Jaques Bushatsky
Advogado, Coordenador da Comissão de locação, shopping centers e compartilhamento de espaços da OAB/SP, Coordenador da Comissão de Locação e Compartilhamento de Espaços do IBRADIM, Pro Reitor da Universidade Secovi.
“Liberdade, Liberdade! Abre As Asas Sobre Nós” é um samba enredo imortalizado pela Imperatriz Leopoldiense no Carnaval de 1.989[1]. O refrão encantou sambistas, artistas e encanta a todos nós, sempre.
E é ouvido com maior retumbância em cada oportunidade que se procure cingir direitos, cercear liberdades, fazer com que o Poder atuante se imiscua nos afazeres de cada um de nós, situação que lamentavelmente tem se tentado atualmente através de estarrecedora quantidade de Projetos de Lei.
Dessa intromissão se afastou a Lei das Locações em 1991 ao prever[2] a ampla liberdade dos contratantes (deles, os protagonistas da relação, únicos diretamente interessados no assunto que negociam) quanto ao contrato e, em especial, quanto ao ajuste do aluguel.
É livre
É sempre instigante dispositivo legal iniciado com a declaração de que algo seja livre, admitido, até porque clara a liberdade na Constituição Federal, três anos anterior à lei de 1.991.
Mas é explicável a preocupação com a liberdade. Governos brasileiros que – ainda bem – ficaram no passado, tentaram sobrepor-se à essencial necessidade de liberdade, inerente a pessoas e povos, materializada no livre viver, pensar, trabalhar, crer, se expressar, contratar, agir, optar politicamente.
Especificamente, a liberdade é essencial à fluidez das forças da economia[3]. Por exemplo, foi abandonada quando se ditaram reajustes dos aluguéis os limitando a um ínfimo porcentual da inflação; se impuseram congelamentos dos aluguéis ou se decretaram parcelamentos da aplicação dos reajustes inflacionários, como se isso pudesse proteger os locatários.
Não deu certo, malgrado a passageira ilusão de alguns, seja no particular de cada caso, seja quando verificado o espraiamento – a função social – da proibição ditatorial.

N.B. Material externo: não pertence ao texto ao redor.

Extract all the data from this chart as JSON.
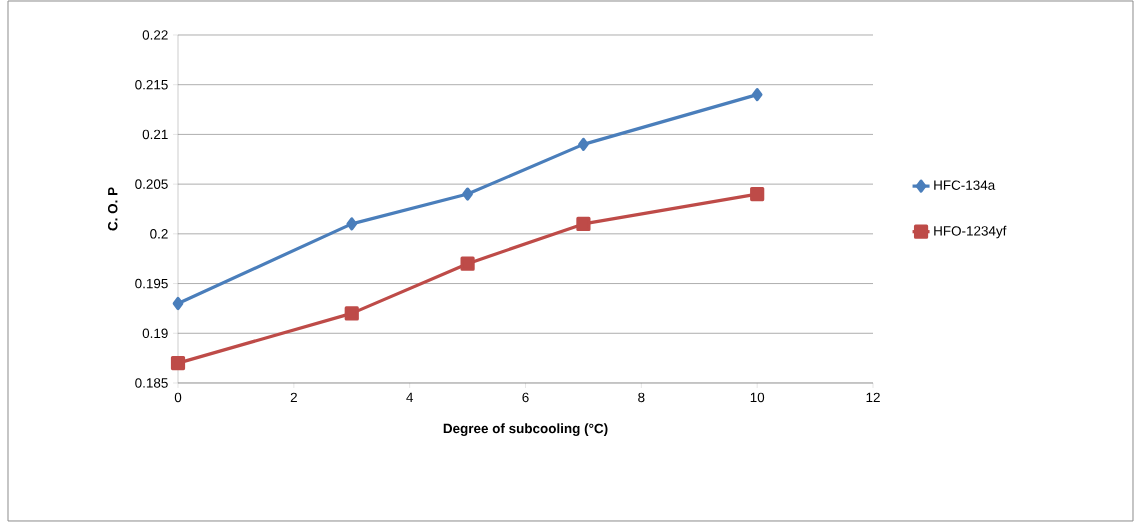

Por isso se compreende – e se aplaude - a meta do legislador, após anos de absolutismo: em 1.991 certamente pretendeu frisar, enaltecer, assegurar a liberdade também na convenção do aluguel, afastando eventuais más ou distorcidas interpretações. Essa fórmula, aliás, tem sido repetida – e os efeitos práticos são positivos – em várias iniciativas legislativas, a proclamar-se: sim, existe liberdade.
E essa liberdade se materializa em cada ajuste, porquanto inerente à base do negócio celebrado, integrante da racionalidade econômica expressada e disposta pelos contratantes.
A convenção
Quais são os limites às convenções em matéria de locação de imóveis urbanos? São, basicamente, aqueles alinhados no artigo 45 da Lei das Locações[4], que cuida das nulidades contratuais.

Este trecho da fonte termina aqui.